NEW JERSEY JEWISH NEWS

Montclair museum’s new curator exhibits a precocious feel for art of New Jersey


It’s one thing for parents to think of their children as artistically gifted. It’s another when someone a little more objective confirms the notion.

Alex Greenberger developed a love for art at a precocious age. He began pulling art books from the family’s shelves when he was three years old. After going through that collection, Alex, now a seventh-grader at Glenfield Middle School in Montclair, buzzed through the stacks of the town’s libraries; his father, Dr. Lee Greenberger, director of oncology research at Johnson and Johnson in Raritan, would all but buckle under the weight of the numerous volumes he would bring home from these trips.

The rest of the family is similarly enmeshed in the arts: Alex’s mother, Randy Simon, is an art therapist; his nine-year-old brother, Michael, is a ballet dancer.
After hearing a lecture by Twig Johnson, the Montclair Art Museum’s curator of Native American art and former director of education, at a museum family day in 2004, Alex became enamored of the idea of designing his own exhibit. He approached Johnson, and the mechanism was soon in the works.

Alex is the MAM’s first Youth Selects Curator. Working with current education director Gary Schneider, Alex went through “hundreds and hundreds” of images at the museum over the course of a year to come up with those included in his exhibit “Views of New Jersey,” a collection of works by George Inness, John Sloan, Edward Hopper, and Andy Warhol, among others.

The exhibit opened Dec. 4.

“To curate is to pick a [theme] and figure out what looks good next to each other,” said Alex, “the colors, the topic of the painting, and the size.”

He became fascinated by the amount of works that featured New Jersey and New York scenes and worked to develop a “thematic collection of images.” He identified three categories that together create a narrative walk, beginning with “Through New Jersey,” chiefly pastoral scenes from the late 18th century; transitioning through “The Bridge,” modernist works dealing with transit and movement; and ending with “The Block,” scenes of a bustling New York City.

Alex explained the thought processes behind some of his choices to NJ Jewish News. He picked Warhol’s Seven Cadillacs, for example, because “in New York there’s a lot of traffic so I think the Cadillac is a good representation.”

A learning process

Alex learned the stages of curating — research, honing thematic concepts, selecting and editing images, writing labels and descriptive text, framing the works, and creating a floor plan for the installation.

“We were very excited to work with Alex,” Schneider said. “We didn’t necessarily know that he would curate the show.

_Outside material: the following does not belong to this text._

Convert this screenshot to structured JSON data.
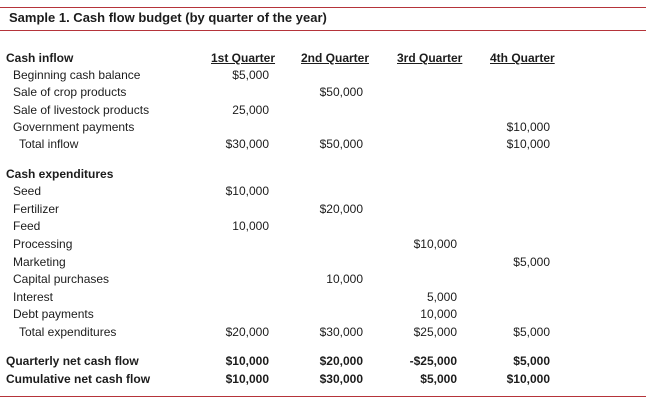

There were a number of different options. He could have worked on labeling the images, working as a teen docent…but he was pretty sure he wanted to curate the show, and we had to figure out how.

“The thing that’s really different [about the program] is that it’s not about making art,” said Schneider, “but about looking at art and putting it together to create a show.”

Alex didn’t ask his mother for guidance or suggestions during his yearlong project. “[He] wouldn’t give me much information about what he was doing,” Simon said. “He wanted to surprise me. The only influence I had was in terms of his having access to my art history books and starting his own collection.”

In addition to serving as Youth Selects Curator, Alex is doing community service at MAM for his bar mitzva project as a religious school student at Bnai Keshet in Montclair.